Again today, I draw your attention to Chicago O'Hare, while most of the travel media are still running around clucking about Kennedy flight caps and the grossly overstated problems of mishandled bags and overbookings.
It's 1 p.m. Central time, and already, according to FlightStats.com, 442 departures and arrivals have been canceled at O'Hare, where it's snowing. So far this month, about 3,000 flights have been canceled at O'Hare.
[Update, Dec. 29 -- 621 departures and arrivals were canceled yesterday at O'Hare -- and this time it was American Eagle and American combined that led the pack. So it's time for American Airlines passengers as well as United passengers to be wary. Check those flight schedules well in advance.]
And the month isn't over.
As I've said, weather is part of the problem -- but we always have weather.

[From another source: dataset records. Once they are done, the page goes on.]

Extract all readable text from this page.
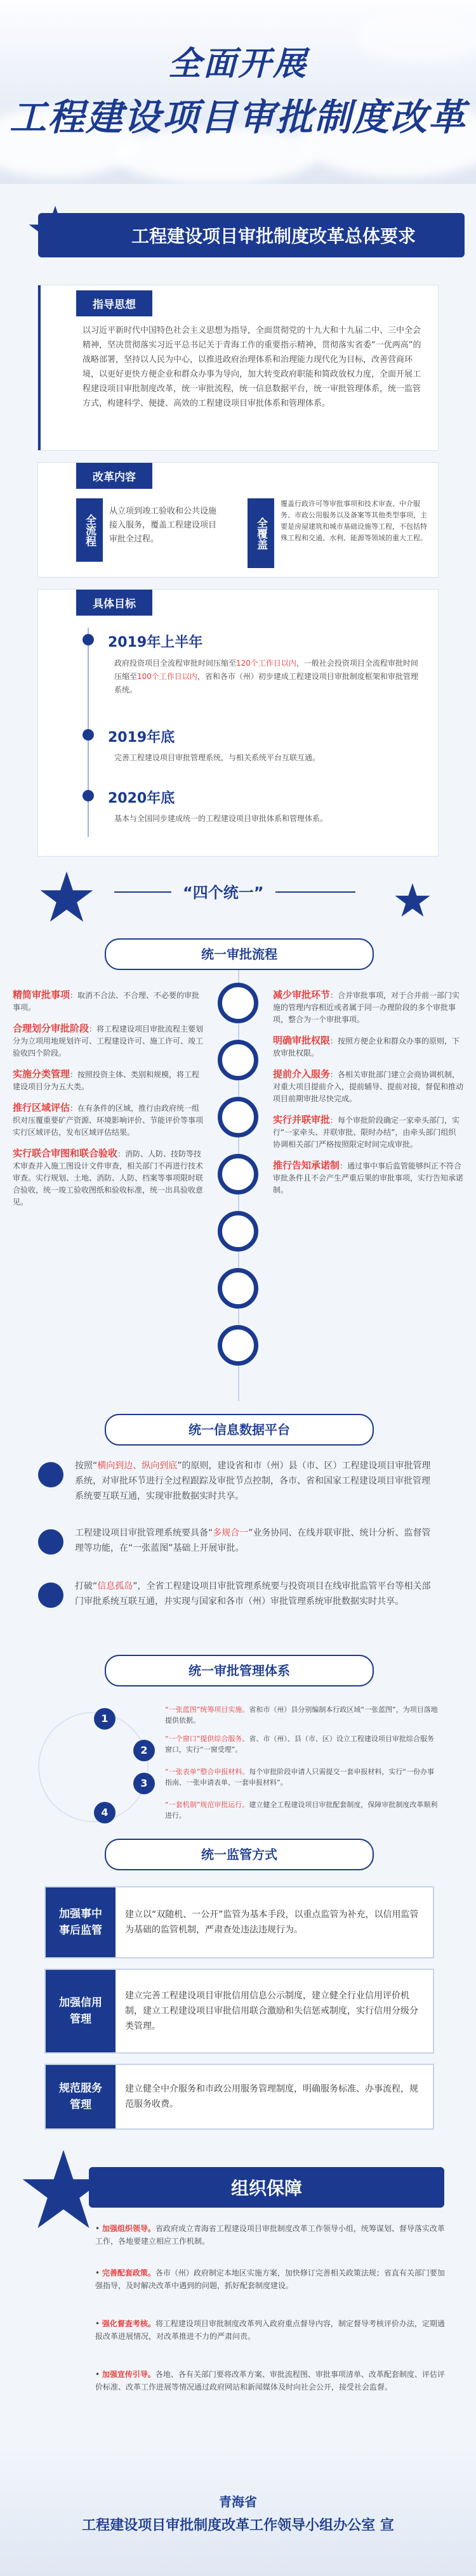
全面开展
工程建设项目审批制度改革
工程建设项目审批制度改革总体要求
指导思想
以习近平新时代中国特色社会主义思想为指导，全面贯彻党的十九大和十九届二中、三中全会精神，坚决贯彻落实习近平总书记关于青海工作的重要指示精神，贯彻落实省委“一优两高”的战略部署，坚持以人民为中心，以推进政府治理体系和治理能力现代化为目标，改善营商环境，以更好更快方便企业和群众办事为导向，加大转变政府职能和简政放权力度，全面开展工程建设项目审批制度改革，统一审批流程，统一信息数据平台，统一审批管理体系，统一监管方式，构建科学、便捷、高效的工程建设项目审批体系和管理体系。
改革内容
全流程
从立项到竣工验收和公共设施接入服务，覆盖工程建设项目审批全过程。	全覆盖
覆盖行政许可等审批事项和技术审查、中介服务、市政公用服务以及备案等其他类型事项，主要是房屋建筑和城市基础设施等工程，不包括特殊工程和交通、水利、能源等领域的重大工程。
具体目标
2019年上半年
政府投资项目全流程审批时间压缩至120个工作日以内，一般社会投资项目全流程审批时间压缩至100个工作日以内，省和各市（州）初步建成工程建设项目审批制度框架和审批管理系统。
2019年底
完善工程建设项目审批管理系统，与相关系统平台互联互通。
2020年底
基本与全国同步建成统一的工程建设项目审批体系和管理体系。
“四个统一”
统一审批流程
精简审批事项：取消不合法、不合理、不必要的审批事项。
合理划分审批阶段：将工程建设项目审批流程主要划分为立项用地规划许可、工程建设许可、施工许可、竣工验收四个阶段。
实施分类管理：按照投资主体、类别和规模，将工程建设项目分为五大类。
推行区域评估：在有条件的区域，推行由政府统一组织对压覆重要矿产资源、环境影响评价、节能评价等事项实行区域评估，发布区域评估结果。
实行联合审图和联合验收：消防、人防、技防等技术审查并入施工图设计文件审查，相关部门不再进行技术审查。实行规划、土地、消防、人防、档案等事项限时联合验收，统一竣工验收图纸和验收标准，统一出具验收意见。
减少审批环节：合并审批事项，对于合并前一部门实施的管理内容相近或者属于同一办理阶段的多个审批事项，整合为一个审批事项。
明确审批权限：按照方便企业和群众办事的原则，下放审批权限。
提前介入服务：各相关审批部门建立会商协调机制，对重大项目提前介入，提前辅导、提前对接，督促和推动项目前期审批尽快完成。
实行并联审批：每个审批阶段确定一家牵头部门，实行“一家牵头、并联审批、限时办结”，由牵头部门组织协调相关部门严格按照限定时间完成审批。
推行告知承诺制：通过事中事后监管能够纠正不符合审批条件且不会产生严重后果的审批事项，实行告知承诺制。
统一信息数据平台
按照“横向到边、纵向到底”的原则，建设省和市（州）县（市、区）工程建设项目审批管理系统，对审批环节进行全过程跟踪及审批节点控制，各市、省和国家工程建设项目审批管理系统要互联互通，实现审批数据实时共享。
工程建设项目审批管理系统要具备“多规合一”业务协同、在线并联审批、统计分析、监督管理等功能，在“一张蓝图”基础上开展审批。
打破“信息孤岛”，全省工程建设项目审批管理系统要与投资项目在线审批监管平台等相关部门审批系统互联互通，并实现与国家和各市（州）审批管理系统审批数据实时共享。
统一审批管理体系
1
2
3
4
“一张蓝图”统筹项目实施。省和市（州）县分别编制本行政区域“一张蓝图”，为项目落地提供依据。
“一个窗口”提供综合服务。省、市（州）、县（市、区）设立工程建设项目审批综合服务窗口，实行“一窗受理”。
“一张表单”整合申报材料。每个审批阶段申请人只需提交一套申报材料，实行“一份办事指南、一张申请表单、一套申报材料”。
“一套机制”规范审批运行。建立健全工程建设项目审批配套制度，保障审批制度改革顺利进行。
统一监管方式
加强事中事后监管
建立以“双随机、一公开”监管为基本手段，以重点监管为补充，以信用监管为基础的监管机制，严肃查处违法违规行为。
加强信用管理
建立完善工程建设项目审批信用信息公示制度，建立健全行业信用评价机制，建立工程建设项目审批信用联合激励和失信惩戒制度，实行信用分级分类管理。
规范服务管理
建立健全中介服务和市政公用服务管理制度，明确服务标准、办事流程，规范服务收费。
组织保障
• 加强组织领导。省政府成立青海省工程建设项目审批制度改革工作领导小组，统筹谋划、督导落实改革工作，各地要建立相应工作机制。
• 完善配套政策。各市（州）政府制定本地区实施方案，加快修订完善相关政策法规；省直有关部门要加强指导，及时解决改革中遇到的问题，抓好配套制度建设。
• 强化督查考核。将工程建设项目审批制度改革列入政府重点督导内容，制定督导考核评价办法，定期通报改革进展情况，对改革推进不力的严肃问责。
• 加强宣传引导。各地、各有关部门要将改革方案、审批流程图、审批事项清单、改革配套制度、评估评价标准、改革工作进展等情况通过政府网站和新闻媒体及时向社会公开，接受社会监督。
青海省
工程建设项目审批制度改革工作领导小组办公室 宣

And in past years, a good number of the canceled flights would have been flown -- subject to delays, which get recorder statistically.
Then there's the trend this year toward stranding planes on the ground for long periods of time, which has given the airline industry some of its worst publicity ever.

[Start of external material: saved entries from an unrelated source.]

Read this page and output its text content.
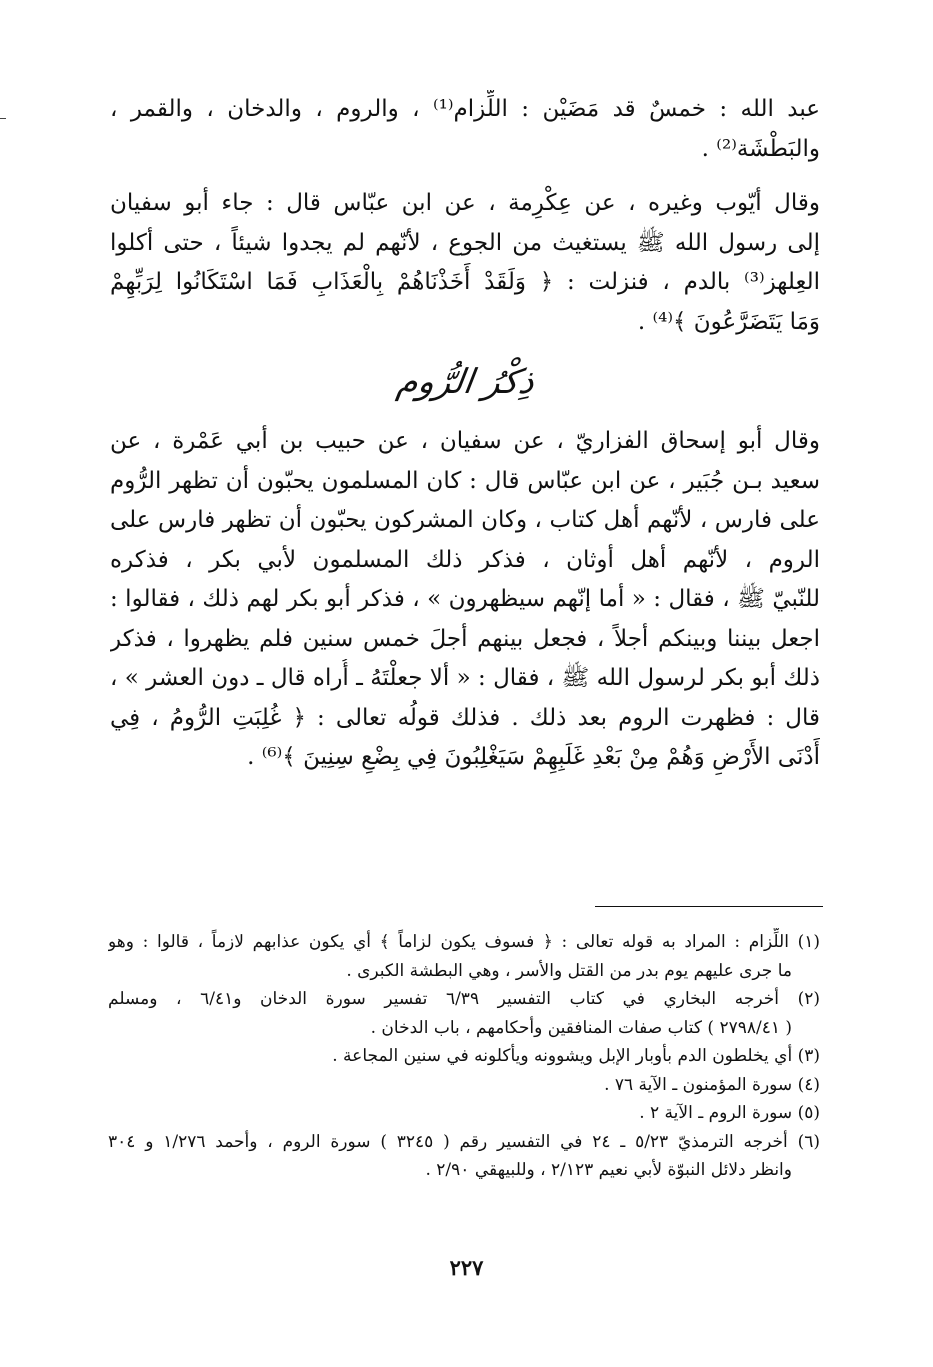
عبد الله : خمسٌ قد مَضَيْن : اللِّزام⁽¹⁾ ، والروم ، والدخان ، والقمر ،
والبَطْشَة⁽²⁾ .
وقال أيّوب وغيره ، عن عِكْرِمة ، عن ابن عبّاس قال : جاء أبو سفيان
إلى رسول الله ﷺ يستغيث من الجوع ، لأنّهم لم يجدوا شيئاً ، حتى أكلوا
العِلهز⁽³⁾ بالدم ، فنزلت : ﴿ وَلَقَدْ أَخَذْنَاهُمْ بِالْعَذَابِ فَمَا اسْتَكَانُوا لِرَبِّهِمْ
وَمَا يَتَضَرَّعُونَ ﴾⁽⁴⁾ .
ذِكْرُ الرُّوم
وقال أبو إسحاق الفزاريّ ، عن سفيان ، عن حبيب بن أبي عَمْرة ، عن
سعيد بـن جُبَير ، عن ابن عبّاس قال : كان المسلمون يحبّون أن تظهر الرُّوم
على فارس ، لأنّهم أهل كتاب ، وكان المشركون يحبّون أن تظهر فارس على
الروم ، لأنّهم أهل أوثان ، فذكر ذلك المسلمون لأبي بكر ، فذكره
للنّبيّ ﷺ ، فقال : « أما إنّهم سيظهرون » ، فذكر أبو بكر لهم ذلك ، فقالوا :
اجعل بيننا وبينكم أجلاً ، فجعل بينهم أجلَ خمس سنين فلم يظهروا ، فذكر
ذلك أبو بكر لرسول الله ﷺ ، فقال : « ألا جعلْتَهُ ـ أُراه قال ـ دون العشر » ،
قال : فظهرت الروم بعد ذلك . فذلك قولُه تعالى : ﴿ غُلِبَتِ الرُّومُ ، فِي
أَدْنَى الأَرْضِ وَهُمْ مِنْ بَعْدِ غَلَبِهِمْ سَيَغْلِبُونَ فِي بِضْعِ سِنِينَ ﴾⁽⁶⁾ .
(١) اللِّزام : المراد به قوله تعالى : ﴿ فسوف يكون لزاماً ﴾ أي يكون عذابهم لازماً ، قالوا : وهو
ما جرى عليهم يوم بدر من القتل والأسر ، وهي البطشة الكبرى .
(٢) أخرجه البخاري في كتاب التفسير ٦/٣٩ تفسير سورة الدخان و٦/٤١ ، ومسلم
( ٢٧٩٨/٤١ ) كتاب صفات المنافقين وأحكامهم ، باب الدخان .
(٣) أي يخلطون الدم بأوبار الإبل ويشوونه ويأكلونه في سنين المجاعة .
(٤) سورة المؤمنون ـ الآية ٧٦ .
(٥) سورة الروم ـ الآية ٢ .
(٦) أخرجه الترمذيّ ٥/٢٣ ـ ٢٤ في التفسير رقم ( ٣٢٤٥ ) سورة الروم ، وأحمد ١/٢٧٦ و ٣٠٤
وانظر دلائل النبوّة لأبي نعيم ٢/١٢٣ ، وللبيهقي ٢/٩٠ .
٢٢٧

With the passengers' rights movement gaining force, the last thing airlines want is pictures on TV and in the papers of passengers stuck in planes amid deteriorating conditions. And thanks to Kate Hanni's coalition (www.flyersrights.com), some of those stranded passengers have cameras in the cabins and know where to send the videos and pictures to get attention.
So that's one factor.
Another is pilot and other flight-crew shortages as the end of the month and year arrive. This has been an especially acute problem with United Airlines, incidentally. Crews "time out" near the end of any month, but United especially doesn't seem to have enough resources in place to keep the planes flying. And now it looks as if American and its regional subsidiary might be in the same fix.
Anyway, it's another peak holiday travel time, and an awful lot of passengers are simply not being flown on flights that disappeared from the schedules. Those flights don't show up as delays, of course.
Meanwhile, an awful lot of planes -- and crews -- are out of position, scattered all over the Midwest and beyond.
It's a good time to stay home.
If you have to fly, as I do today (though luckily not through the Midwest) -- well, good luck to you.
As I have said before, the air-travel story this month is not delays -- which continue to be terrible. The story is cancellations.
If it's canceled well in advance (and evidence shows that's happening), a canceled flight doesn't generally draw hundreds of passengers to the airport, where their misery is publicly manifest, and where the unhappy crowds make for compelling news photos and video. Cancel the flight well enough in advance, and a lot of the affected passengers don't even arrive at the airport.
How many of those cancellations are being made preemtively by the airlines to keep the mounting problems out of sight?